Manufacturers now have until Aug. 14 to certify their products meet the federal bicycle regulations, known as 16 CFR 1512. The requirement had been set to go into effect on May 17, after already having been delayed twice since the original February 2009 deadline.
The Bicycle Product Suppliers Association filed the latest petition for a stay of enforcement on April 1 asking for more time for labs to gain accreditation required by the Commission.
All bikes marketed to kids 12 and under and manufactured after Aug. 14 must be tested by an accredited lab. Adult bikes don’t have to be tested by an independent lab, but must be shipped with a certificate of compliance to the regulations.
The Commission also granted a stay until Nov. 14 for manufacturers to test reflectors since currently none of the three accredited labs are certified to test for the reflectivity standards in the regulation.
If no labs are certified to test for reflectivity by Nov. 14, the Commission will address the issue again.
The Commission also said it is aware that many of the 1512 regulations do not address the technology and designs used in today’s bicycles.

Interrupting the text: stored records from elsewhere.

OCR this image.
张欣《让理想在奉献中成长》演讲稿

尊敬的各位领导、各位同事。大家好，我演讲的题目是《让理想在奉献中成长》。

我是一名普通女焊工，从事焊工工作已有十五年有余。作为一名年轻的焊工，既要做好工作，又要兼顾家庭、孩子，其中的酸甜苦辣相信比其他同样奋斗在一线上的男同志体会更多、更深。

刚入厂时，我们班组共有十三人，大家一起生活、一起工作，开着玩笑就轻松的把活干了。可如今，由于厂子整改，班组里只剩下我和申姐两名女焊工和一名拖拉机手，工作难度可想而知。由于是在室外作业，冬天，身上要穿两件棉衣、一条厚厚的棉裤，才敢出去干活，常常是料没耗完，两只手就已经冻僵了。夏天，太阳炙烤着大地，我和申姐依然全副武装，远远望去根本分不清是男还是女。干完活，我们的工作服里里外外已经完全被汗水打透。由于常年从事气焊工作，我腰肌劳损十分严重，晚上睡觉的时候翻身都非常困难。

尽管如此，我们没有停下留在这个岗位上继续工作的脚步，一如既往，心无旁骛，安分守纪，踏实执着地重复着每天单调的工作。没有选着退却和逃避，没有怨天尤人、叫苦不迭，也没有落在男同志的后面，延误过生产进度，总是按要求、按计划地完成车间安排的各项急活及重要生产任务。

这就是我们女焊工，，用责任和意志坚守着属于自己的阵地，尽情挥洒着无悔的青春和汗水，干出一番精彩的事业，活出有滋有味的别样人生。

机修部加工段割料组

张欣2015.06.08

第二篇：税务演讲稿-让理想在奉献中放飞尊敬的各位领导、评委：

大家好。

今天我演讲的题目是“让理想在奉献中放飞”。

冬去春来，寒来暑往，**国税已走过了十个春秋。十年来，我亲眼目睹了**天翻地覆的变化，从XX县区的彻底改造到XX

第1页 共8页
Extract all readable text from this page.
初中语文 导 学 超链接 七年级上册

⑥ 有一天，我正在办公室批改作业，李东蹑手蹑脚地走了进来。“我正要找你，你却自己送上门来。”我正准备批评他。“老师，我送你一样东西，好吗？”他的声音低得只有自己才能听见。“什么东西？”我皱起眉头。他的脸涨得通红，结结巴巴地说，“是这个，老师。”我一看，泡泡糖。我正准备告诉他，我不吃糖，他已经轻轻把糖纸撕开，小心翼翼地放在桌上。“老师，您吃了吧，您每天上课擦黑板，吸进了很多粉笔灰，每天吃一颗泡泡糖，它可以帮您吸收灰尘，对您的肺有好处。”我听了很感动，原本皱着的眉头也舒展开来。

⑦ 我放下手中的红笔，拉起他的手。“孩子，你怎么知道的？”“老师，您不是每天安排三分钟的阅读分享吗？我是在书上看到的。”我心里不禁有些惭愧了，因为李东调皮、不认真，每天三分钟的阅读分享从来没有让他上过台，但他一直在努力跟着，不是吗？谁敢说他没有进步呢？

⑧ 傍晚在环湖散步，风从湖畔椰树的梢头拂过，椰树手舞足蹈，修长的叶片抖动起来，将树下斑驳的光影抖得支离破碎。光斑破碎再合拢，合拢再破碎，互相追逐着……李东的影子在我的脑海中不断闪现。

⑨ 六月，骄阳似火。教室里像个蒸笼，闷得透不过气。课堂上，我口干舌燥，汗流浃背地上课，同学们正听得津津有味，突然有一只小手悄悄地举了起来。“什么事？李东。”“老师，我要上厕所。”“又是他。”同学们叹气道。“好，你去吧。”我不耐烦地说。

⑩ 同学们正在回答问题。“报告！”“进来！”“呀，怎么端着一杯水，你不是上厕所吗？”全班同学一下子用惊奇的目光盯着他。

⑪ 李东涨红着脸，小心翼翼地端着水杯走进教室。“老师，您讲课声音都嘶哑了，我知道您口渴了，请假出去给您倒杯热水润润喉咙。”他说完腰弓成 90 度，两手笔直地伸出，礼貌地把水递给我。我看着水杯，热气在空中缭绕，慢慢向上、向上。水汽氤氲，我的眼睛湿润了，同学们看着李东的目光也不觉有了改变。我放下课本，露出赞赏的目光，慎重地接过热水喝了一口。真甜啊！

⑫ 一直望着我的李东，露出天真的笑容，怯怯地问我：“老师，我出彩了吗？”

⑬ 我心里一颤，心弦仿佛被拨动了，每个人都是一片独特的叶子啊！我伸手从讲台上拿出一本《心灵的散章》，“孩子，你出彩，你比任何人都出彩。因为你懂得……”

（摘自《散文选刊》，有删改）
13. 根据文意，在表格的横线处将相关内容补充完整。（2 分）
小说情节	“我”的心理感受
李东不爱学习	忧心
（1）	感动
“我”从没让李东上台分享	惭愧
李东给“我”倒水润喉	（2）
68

One significant issue concerns threadless stems, which, by design, cannot comply with the minimum insertion mark requirement in the regulations. The Commission has excluded stems from the requirement for the time being.
The Commission has begun the process of reviewing the regulation for revisions. If manufacturers believe they cannot certify current designs to the existing bike regulations, they should provide specifics on which regulations are problematic, which models are affected and an explanation to CPSC staff by June 4.